BOESSENECKER: He was mixed-race. He grew up under the Mexican flag. His great-grandfather and grandfather were among the founders of the State of California. They came here in 1776 with the de Anza expedition.  His life mirrors the rise and fall of the Californios.

And by Californios, he means the original Spanish settlers. The Vasquez family wasn’t wealthy, despite their early arrival in Monterey. Like most Californios, they worked the land. And any family can have its black sheep. That was Tiburcio.

BOESSENECKER: He got mixed up in drinking, gambling, horse racing. He opened up a fandango hall, which would be a dance hall, and associated with the roughest element of Monterey.

These somewhat legitimate businesses didn’t work out, so Vasquez found other ways to “acquire funds.” He would gather some cowboys…

BOESSENECKER: …And they would go and commit a robbery: a stage coach robbery, a store robbery, maybe even a burglary. And they’d divide up the spoils. And then they’d split up and go their own separate ways.

Vasquez was an outlaw, but he had little else in common with the thugs of today. Gang members of the mid-1800s respected his organizational skills, as well as his refined ability to charm the ladies.

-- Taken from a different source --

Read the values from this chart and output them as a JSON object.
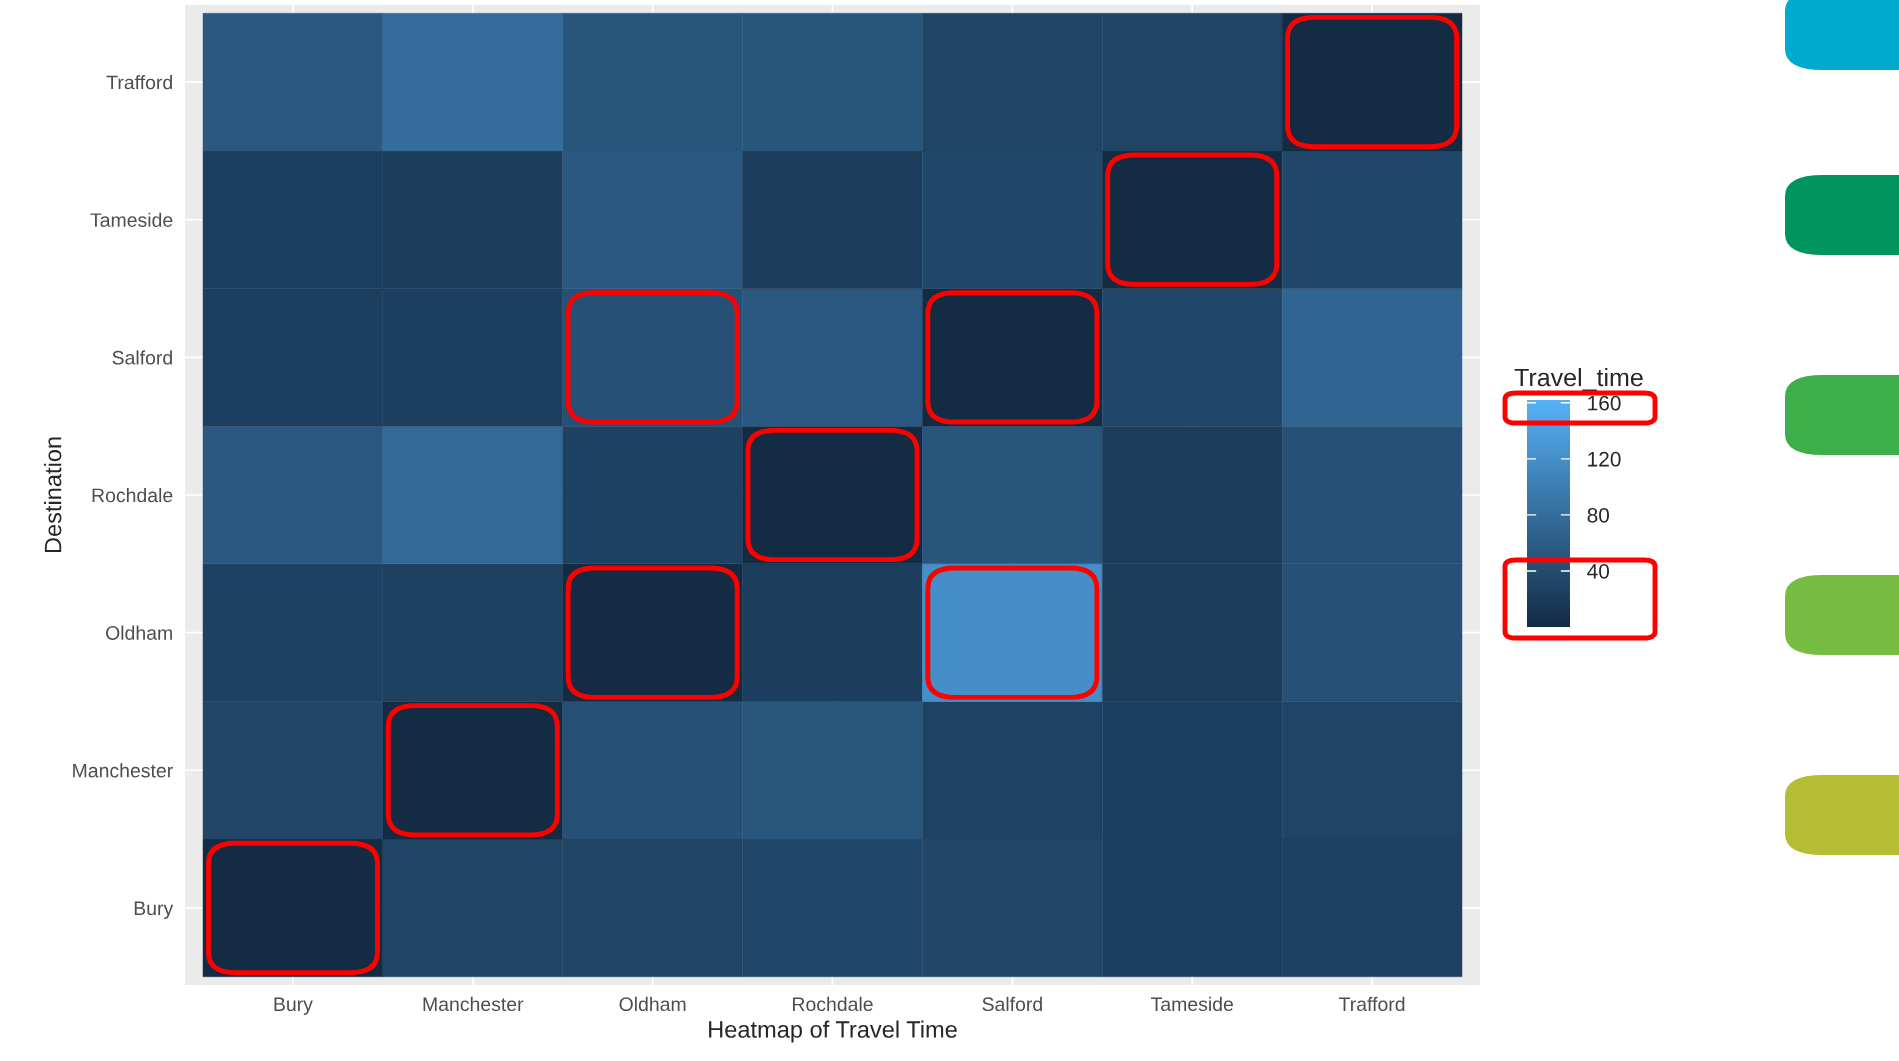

BOESSENECKER: Even today, many men admire men who get good lookin’ women, and that was Vasquez, he got good lookin’ women. And so he was admired for that, plus his intelligence. He was a natural leader of men. All of the bandit raids he was involved in, he planned them.

The stylish bandito was aware that he was becoming a legend, despite admitting that his was “a sad life.” Many remaining Californios began to see him as their avenger against the endless tide of miners and settlers arriving during the Gold Rush.

BOESSENECKER: They saw him as somebody who was striking out against the Anglos, who had stolen their land, and their heritage. Many Latinos today see him as a folk hero, as a Robin Hood character. Of course he wasn’t. But what’s important about him is that people think he was because when people are oppressed, as Latinos were in the 19th Century, they’ll grasp at anything that gives them hope – even if it’s a notorious outlaw.

Vasquez is supposed to have said that if he had enough money, he could head a revolution against the Americans. But none of his activities ever included such plans.

If he were here today, Bosenecker says, the bandido would be happy to see the growing influence of Hispanic culture in California....

BOESSENECKER: That would please Vasquez immensely.

...And the outlaw might also smile to find that his name lives on in many landmarks around the state – including Vasquez High School, where the mascot, appropriately enough, is a mustang: the handsome, untamed, mixed-breed horse of the American West.

In San Francisco, I’m Steven Short for Crosscurrents.

Bandido earned John Boessenecker the Best Nonfiction Writer award for 2010, from True West magazine.